RESULTS: The final CoMFA model for the inhibition of NR1/NR2B NMDA receptors explained 99.3% of the variance in the observed activities of the 12 training set agents (F_2,9 = 661.5, P < 0.0001). The model effectively predicted inhibitory potency for the training set (cross-validated r²_CV = 0.944) and 4 excluded test set compounds (predictive r²_Pred = 0.966). The equivalent model for immobility in response to noxious stimuli explained 98.0% of the variance in the observed activities for the training set (F_2,9 = 219.2, P < 0.0001) and exhibited adequate predictive capability for both the training set (r²_CV = 0.872) and test set (r²_Pred = 0.926) agents.
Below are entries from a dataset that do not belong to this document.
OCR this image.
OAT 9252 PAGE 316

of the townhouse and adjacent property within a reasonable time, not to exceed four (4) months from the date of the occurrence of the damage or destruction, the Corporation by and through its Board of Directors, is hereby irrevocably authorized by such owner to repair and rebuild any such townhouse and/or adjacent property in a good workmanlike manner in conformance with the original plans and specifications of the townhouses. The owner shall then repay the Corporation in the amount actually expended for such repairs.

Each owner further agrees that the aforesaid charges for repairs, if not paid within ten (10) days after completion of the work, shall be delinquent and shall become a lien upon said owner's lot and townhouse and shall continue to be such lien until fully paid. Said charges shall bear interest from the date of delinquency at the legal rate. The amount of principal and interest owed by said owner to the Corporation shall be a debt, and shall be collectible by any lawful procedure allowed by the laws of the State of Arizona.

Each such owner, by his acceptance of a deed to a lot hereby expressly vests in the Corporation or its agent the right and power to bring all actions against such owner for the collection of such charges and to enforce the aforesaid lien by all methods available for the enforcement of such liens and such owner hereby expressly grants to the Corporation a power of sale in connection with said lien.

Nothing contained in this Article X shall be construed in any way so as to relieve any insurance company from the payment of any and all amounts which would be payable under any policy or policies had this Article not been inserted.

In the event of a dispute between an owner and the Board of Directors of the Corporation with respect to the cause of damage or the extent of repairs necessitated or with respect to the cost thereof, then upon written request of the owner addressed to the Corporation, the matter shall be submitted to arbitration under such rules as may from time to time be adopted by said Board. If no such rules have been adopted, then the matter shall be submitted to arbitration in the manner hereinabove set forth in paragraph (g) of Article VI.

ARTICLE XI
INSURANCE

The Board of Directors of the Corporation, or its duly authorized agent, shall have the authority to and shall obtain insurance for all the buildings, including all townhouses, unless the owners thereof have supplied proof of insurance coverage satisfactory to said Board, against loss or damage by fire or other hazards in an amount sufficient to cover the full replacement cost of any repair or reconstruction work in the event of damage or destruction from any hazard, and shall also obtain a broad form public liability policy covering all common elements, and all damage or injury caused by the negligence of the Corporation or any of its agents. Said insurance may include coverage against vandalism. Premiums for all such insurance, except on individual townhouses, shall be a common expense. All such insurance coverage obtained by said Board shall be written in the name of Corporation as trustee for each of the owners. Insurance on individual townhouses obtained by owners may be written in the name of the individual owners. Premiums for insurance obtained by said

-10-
Comparison of pharmacophoric maps showed that several key steric and electrostatic regions were common to both activity models, but differences were observed in the relative importance of these key regions with respect to the two aspects of anesthetic activity.

CONCLUSIONS: The similarities in the pharmacophoric maps are consistent with NMDA receptors contributing part of the immobilizing activity of volatile aromatic anesthetics.